Operator: Your next question comes from the line of Paul Cheng from Scotiabank.
Paul Cheng : First, congratulations to both Mike and Tim for the retirement and promotion. Thank you, Mike, for all the help. I guess that I have two questions in here. Mike or Tim, when you’re looking at how is the — it’s a little bit surprised that you’re saying it will take until the second half of this year to reach the normal noise runway given that you actually start up all the plan, say, one in the first quarter, the other one is in the second quarter. So maybe that you can give us a better understanding of why that we will — I think a lot of people would have thought that by now you will move into the normalized one way? And what have you learned so far from the operation? And also whether you have already certified for the LCFS by now?
So that’s on that. The second question is on the marketing. If I look at last year, for only 10 months of operations, you did about $63 million in EBITDA, much better than at the time of the acquisition, you were referring to about $50 million a year normalized cycle. So as last year just an exceptional year, and that the baseline is still 50% or would that business is actually much better than what you had been assuming?
Mike Jennings: Thanks, Paul. Tim and I will split this up. I’ll start with the renewables questions.

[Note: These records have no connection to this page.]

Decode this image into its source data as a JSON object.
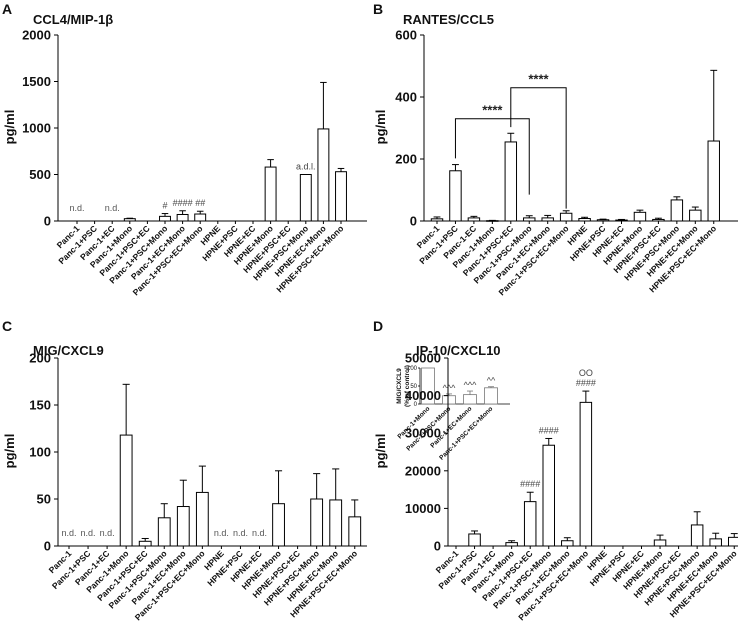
{
  "chart_data": [
    {
      "panel": "A",
      "type": "bar",
      "title": "CCL4/MIP-1β",
      "ylabel": "pg/ml",
      "ylim": [
        0,
        2000
      ],
      "yticks": [
        0,
        500,
        1000,
        1500,
        2000
      ],
      "categories": [
        "Panc-1",
        "Panc-1+PSC",
        "Panc-1+EC",
        "Panc-1+Mono",
        "Panc-1+PSC+EC",
        "Panc-1+PSC+Mono",
        "Panc-1+EC+Mono",
        "Panc-1+PSC+EC+Mono",
        "HPNE",
        "HPNE+PSC",
        "HPNE+EC",
        "HPNE+Mono",
        "HPNE+PSC+EC",
        "HPNE+PSC+Mono",
        "HPNE+EC+Mono",
        "HPNE+PSC+EC+Mono"
      ],
      "values": [
        0,
        0,
        0,
        25,
        0,
        50,
        70,
        75,
        0,
        0,
        0,
        580,
        0,
        500,
        990,
        530
      ],
      "errors": [
        0,
        0,
        0,
        5,
        0,
        30,
        40,
        30,
        0,
        0,
        0,
        80,
        0,
        0,
        500,
        35
      ],
      "annotations": [
        {
          "index": 0,
          "text": "n.d."
        },
        {
          "index": 2,
          "text": "n.d."
        },
        {
          "index": 5,
          "text": "#"
        },
        {
          "index": 6,
          "text": "####"
        },
        {
          "index": 7,
          "text": "##"
        },
        {
          "index": 13,
          "text": "a.d.l."
        }
      ]
    },
    {
      "panel": "B",
      "type": "bar",
      "title": "RANTES/CCL5",
      "ylabel": "pg/ml",
      "ylim": [
        0,
        600
      ],
      "yticks": [
        0,
        200,
        400,
        600
      ],
      "categories": [
        "Panc-1",
        "Panc-1+PSC",
        "Panc-1-EC",
        "Panc-1+Mono",
        "Panc-1+PSC+EC",
        "Panc-1+PSC+Mono",
        "Panc-1+EC+Mono",
        "Panc-1+PSC+EC+Mono",
        "HPNE",
        "HPNE+PSC",
        "HPNE+EC",
        "HPNE+Mono",
        "HPNE+PSC+EC",
        "HPNE+PSC+Mono",
        "HPNE+EC+Mono",
        "HPNE+PSC+EC+Mono"
      ],
      "values": [
        7,
        162,
        10,
        1,
        255,
        10,
        10,
        25,
        8,
        4,
        3,
        28,
        5,
        68,
        35,
        258
      ],
      "errors": [
        6,
        20,
        5,
        1,
        28,
        7,
        8,
        8,
        4,
        2,
        2,
        7,
        4,
        10,
        10,
        228
      ],
      "annotations": [
        {
          "from": 1,
          "to": 5,
          "text": "****"
        },
        {
          "from": 4,
          "to": 7,
          "text": "****"
        }
      ]
    },
    {
      "panel": "C",
      "type": "bar",
      "title": "MIG/CXCL9",
      "ylabel": "pg/ml",
      "ylim": [
        0,
        200
      ],
      "yticks": [
        0,
        50,
        100,
        150,
        200
      ],
      "categories": [
        "Panc-1",
        "Panc-1+PSC",
        "Panc-1+EC",
        "Panc-1+Mono",
        "Panc-1+PSC+EC",
        "Panc-1+PSC+Mono",
        "Panc-1+EC+Mono",
        "Panc-1+PSC+EC+Mono",
        "HPNE",
        "HPNE+PSC",
        "HPNE+EC",
        "HPNE+Mono",
        "HPNE+PSC+EC",
        "HPNE+PSC+Mono",
        "HPNE+EC+Mono",
        "HPNE+PSC+EC+Mono"
      ],
      "values": [
        0,
        0,
        0,
        118,
        5,
        30,
        42,
        57,
        0,
        0,
        0,
        45,
        0,
        50,
        49,
        31
      ],
      "errors": [
        0,
        0,
        0,
        54,
        3,
        15,
        28,
        28,
        0,
        0,
        0,
        35,
        0,
        27,
        33,
        18
      ],
      "annotations": [
        {
          "index": 0,
          "text": "n.d."
        },
        {
          "index": 1,
          "text": "n.d."
        },
        {
          "index": 2,
          "text": "n.d."
        },
        {
          "index": 8,
          "text": "n.d."
        },
        {
          "index": 9,
          "text": "n.d."
        },
        {
          "index": 10,
          "text": "n.d."
        }
      ],
      "inset": {
        "type": "bar",
        "ylabel": "MIG/CXCL9 (% of control)",
        "ylim": [
          0,
          100
        ],
        "yticks": [
          0,
          50,
          100
        ],
        "categories": [
          "Panc-1+Mono",
          "Panc-1+PSC+Mono",
          "Panc-1+EC+Mono",
          "Panc-1+PSC+EC+Mono"
        ],
        "values": [
          100,
          23,
          26,
          45
        ],
        "errors": [
          0,
          5,
          10,
          3
        ],
        "annotations": [
          {
            "index": 1,
            "text": "^^^"
          },
          {
            "index": 2,
            "text": "^^^"
          },
          {
            "index": 3,
            "text": "^^"
          }
        ]
      }
    },
    {
      "panel": "D",
      "type": "bar",
      "title": "IP-10/CXCL10",
      "ylabel": "pg/ml",
      "ylim": [
        0,
        50000
      ],
      "yticks": [
        0,
        10000,
        20000,
        30000,
        40000,
        50000
      ],
      "categories": [
        "Panc-1",
        "Panc-1+PSC",
        "Panc-1+EC",
        "Panc-1+Mono",
        "Panc-1+PSC+EC",
        "Panc-1+PSC+Mono",
        "Panc-1+EC+Mono",
        "Panc-1+PSC+EC+Mono",
        "HPNE",
        "HPNE+PSC",
        "HPNE+EC",
        "HPNE+Mono",
        "HPNE+PSC+EC",
        "HPNE+PSC+Mono",
        "HPNE+EC+Mono",
        "HPNE+PSC+EC+Mono"
      ],
      "values": [
        0,
        3200,
        0,
        900,
        11800,
        26800,
        1400,
        38200,
        0,
        0,
        0,
        1600,
        0,
        5600,
        1900,
        2300
      ],
      "errors": [
        0,
        800,
        0,
        500,
        2500,
        1800,
        800,
        3000,
        0,
        0,
        0,
        1300,
        0,
        3500,
        1500,
        1000
      ],
      "annotations": [
        {
          "index": 4,
          "text": "####"
        },
        {
          "index": 5,
          "text": "####"
        },
        {
          "index": 7,
          "text": "####"
        },
        {
          "index": 7,
          "text": "OO"
        }
      ]
    }
  ]
}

And yes, to put it candidly, the renewables performance — operational performance to date is not what we planned, and it’s disappointing, but we’re pretty resilient and we’re going to fix this thing. So what’s in front of us? There are a number of things. First, process optimization and catalyst performance, getting the renewable diesel yields up and getting the units to run more consistently. We ran just 14,000 barrels a day, which is 60% utilization in the fourth quarter. In a process industry, Paul, as you well know, that is too low. That number needs to be more towards 90%. So in terms of availability and reliability of the underlying units and the catalyst performance getting the renewable diesel yield higher at the expense of naphtha yield, but as importantly, these processes are very hydrogen dependent, and we’ve got two things going on there.
First is base reliability of hydrogen production. And we’ve got a number of things working internally to improve that, but also with petroleum or conventional distillate margins as high as they are, we’re needing to optimize hydrogen use across these refineries. And that’s a competition at present. So longer term, we need to increase the availability of the high-purity hydrogen that feeds these plants. Nameplate-wise, they were expect to perform at capacity, and we found that we’re not there. So we have some initiatives working to improve that optimization within the refinery and longer-term improve gross availability of the hydrogen. So there’s a lot to do operational here in these current 6 months to get toward considerably higher throughputs and yields in these plants.
And no, we’ve not yet achieved that, but that is the pathway to profitability.
Tim Go: Paul, I’ll take your second question on marketing. This is Tim. Again, we’re very pleased with the results that we’ve seen on the marketing side. This is, again, one of our core objectives that we’ve been focused on as far as integration and again, for the reason for the Sinclair HollyFrontier merger. You’ve asked if we’re ready to change our $50 million a year mid-cycle, I’d say probably not at this point. But I would tell you that we are operating above mid-cycle right now. And we think that’s the case because with inventories being low across the country and demand being fairly high, especially in our areas that we operate in, which in the Rockies, in particular, have low inventories and high demand, we’re able to get a little bit more from our brand premium than maybe what we would during a mid-cycle type environment.